How the Air Training Corps came to provincial Essex.

Edited from an Essex Countryside article, June 1973, by F.D.Holder and S.A.Hinde.

At the end of 1940 it became obvious that something had to be done quickly to increase the number of men acceptable for aircrew training. It was realized that the Air Defence Cadet Corps, founded by the Air League of the British Empire under Air Commodore Chamier, was already producing the right type, but its efforts were limited by the lack of official backing and finance.

The A.T.C. came into being on February 1 1941, following a letter sent from the Air Ministry to all Mayors and Chairmen asking them to take steps to form the new corps. The Air Ministry accepted responsibility for the provision of premises, cost of training and the uniforms of officers and cadets. The officers were granted commissions in the RAFVR, while civilian committees   were formed to find premises and recommend potential officers and instructors. It followed that most  of the units had some connection to educational establishments and many of the officers were teachers.

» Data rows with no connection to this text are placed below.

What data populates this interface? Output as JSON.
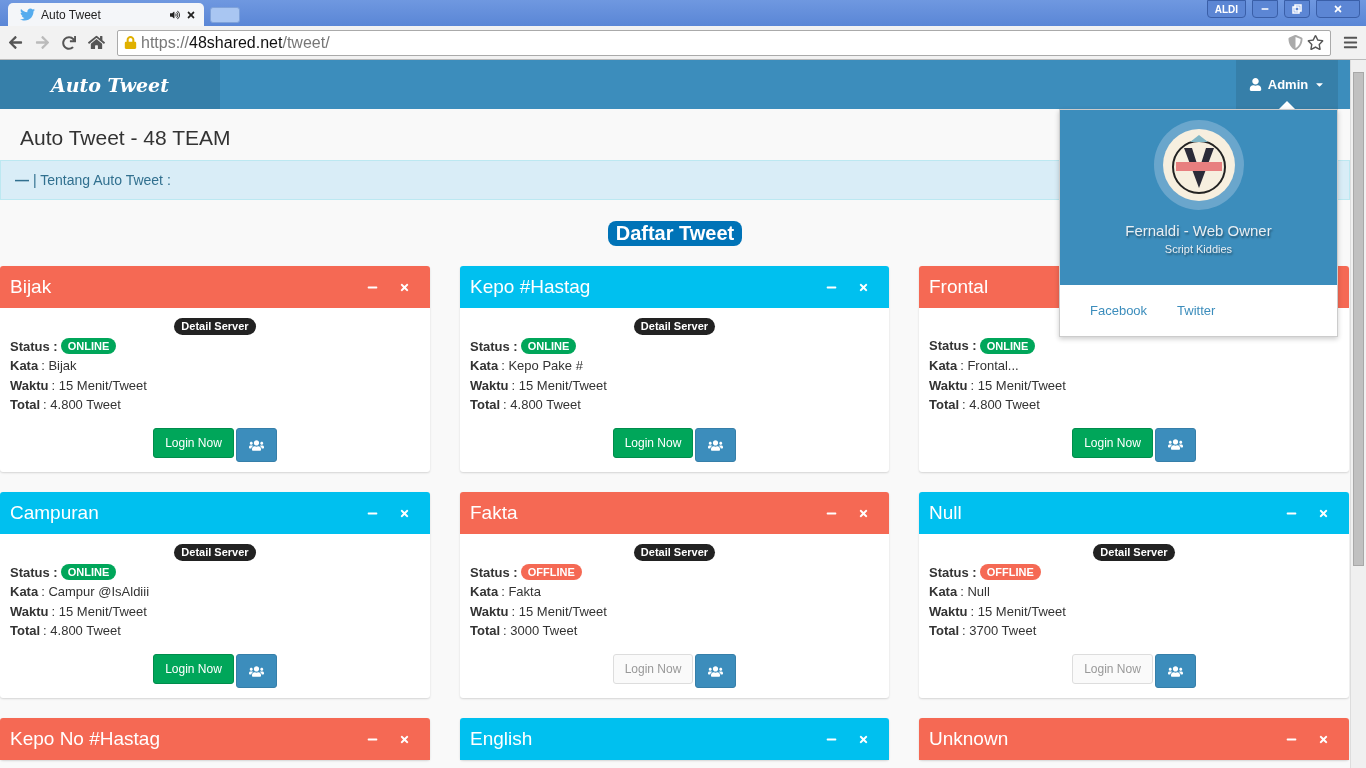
{
  "browser": {
    "tab_title": "Auto Tweet",
    "url_scheme": "https://",
    "url_host": "48shared.net",
    "url_path": "/tweet/",
    "profile": "ALDI"
  },
  "navbar": {
    "brand": "Auto Tweet",
    "user": "Admin"
  },
  "page_title": "Auto Tweet - 48 TEAM",
  "info_bar": {
    "toggle": "—",
    "label": "| Tentang Auto Tweet :"
  },
  "section_title": "Daftar Tweet",
  "cards": [
    {
      "title": "Bijak",
      "color": "#f56954",
      "detail": "Detail Server",
      "status_label": "Status :",
      "status": "ONLINE",
      "online": true,
      "rows": [
        {
          "label": "Kata",
          "value": ": Bijak"
        },
        {
          "label": "Waktu",
          "value": ": 15 Menit/Tweet"
        },
        {
          "label": "Total",
          "value": ": 4.800 Tweet"
        }
      ],
      "login": "Login Now"
    },
    {
      "title": "Kepo #Hastag",
      "color": "#00c0ef",
      "detail": "Detail Server",
      "status_label": "Status :",
      "status": "ONLINE",
      "online": true,
      "rows": [
        {
          "label": "Kata",
          "value": ": Kepo Pake #"
        },
        {
          "label": "Waktu",
          "value": ": 15 Menit/Tweet"
        },
        {
          "label": "Total",
          "value": ": 4.800 Tweet"
        }
      ],
      "login": "Login Now"
    },
    {
      "title": "Frontal",
      "color": "#f56954",
      "tools_shown": false,
      "status_label": "Status :",
      "status": "ONLINE",
      "online": true,
      "rows": [
        {
          "label": "Kata",
          "value": ": Frontal..."
        },
        {
          "label": "Waktu",
          "value": ": 15 Menit/Tweet"
        },
        {
          "label": "Total",
          "value": ": 4.800 Tweet"
        }
      ],
      "login": "Login Now"
    },
    {
      "title": "Campuran",
      "color": "#00c0ef",
      "detail": "Detail Server",
      "status_label": "Status :",
      "status": "ONLINE",
      "online": true,
      "rows": [
        {
          "label": "Kata",
          "value": ": Campur @IsAldiii"
        },
        {
          "label": "Waktu",
          "value": ": 15 Menit/Tweet"
        },
        {
          "label": "Total",
          "value": ": 4.800 Tweet"
        }
      ],
      "login": "Login Now"
    },
    {
      "title": "Fakta",
      "color": "#f56954",
      "detail": "Detail Server",
      "status_label": "Status :",
      "status": "OFFLINE",
      "online": false,
      "rows": [
        {
          "label": "Kata",
          "value": ": Fakta"
        },
        {
          "label": "Waktu",
          "value": ": 15 Menit/Tweet"
        },
        {
          "label": "Total",
          "value": ": 3000 Tweet"
        }
      ],
      "login": "Login Now"
    },
    {
      "title": "Null",
      "color": "#00c0ef",
      "detail": "Detail Server",
      "status_label": "Status :",
      "status": "OFFLINE",
      "online": false,
      "rows": [
        {
          "label": "Kata",
          "value": ": Null"
        },
        {
          "label": "Waktu",
          "value": ": 15 Menit/Tweet"
        },
        {
          "label": "Total",
          "value": ": 3700 Tweet"
        }
      ],
      "login": "Login Now"
    },
    {
      "title": "Kepo No #Hastag",
      "color": "#f56954"
    },
    {
      "title": "English",
      "color": "#00c0ef"
    },
    {
      "title": "Unknown",
      "color": "#f56954"
    }
  ],
  "user_menu": {
    "name": "Fernaldi - Web Owner",
    "role": "Script Kiddies",
    "links": [
      "Facebook",
      "Twitter"
    ]
  }
}
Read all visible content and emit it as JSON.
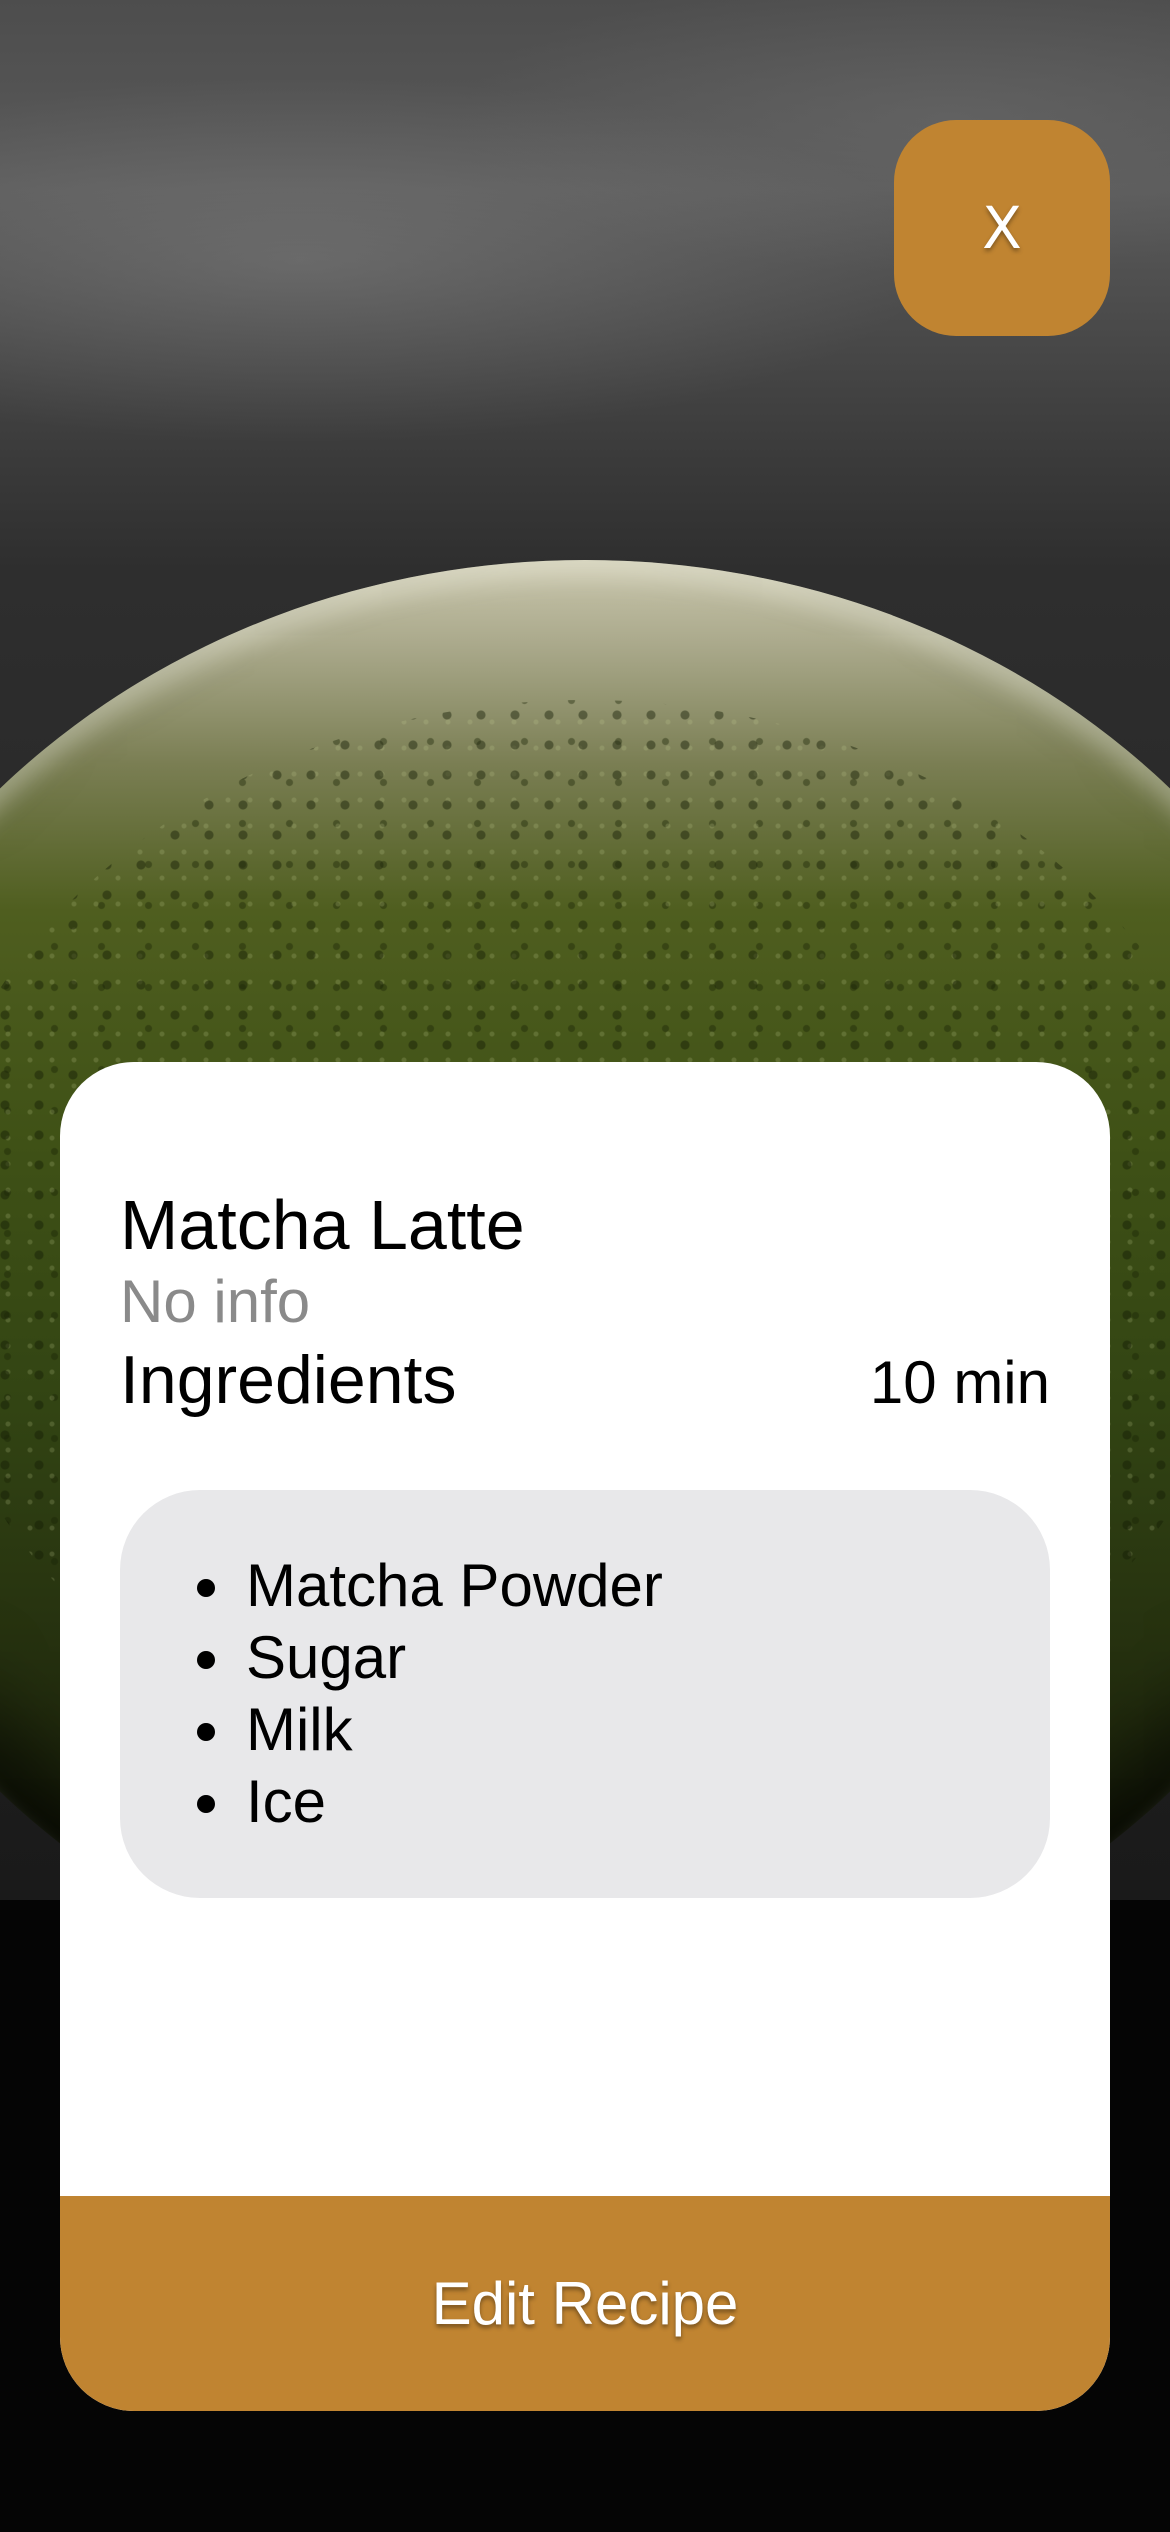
{
  "colors": {
    "accent": "#C08431",
    "card_background": "#FFFFFF",
    "ingredients_background": "#E8E8EA",
    "subtitle_text": "#8A8A8A"
  },
  "hero": {
    "image_description_icon": "matcha-latte-photo"
  },
  "close_button": {
    "label": "X"
  },
  "recipe": {
    "title": "Matcha Latte",
    "subtitle": "No info",
    "ingredients_heading": "Ingredients",
    "time": "10 min",
    "ingredients": [
      "Matcha Powder",
      "Sugar",
      "Milk",
      "Ice"
    ]
  },
  "actions": {
    "edit_label": "Edit Recipe"
  }
}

1474 Squadron BILLERICAY  included Wickford and Laindon flights, was commanded by F/L Radford who was a man of great character and drive, with his adjutant, F/O Harry Crabtree, the Essex cricketer. The unit was quick to show initiative, and with one of the officers to instruct it was the source of the first gliding school at Bulpham.

Today the ATC still flourishes and Wickford can be justly proud.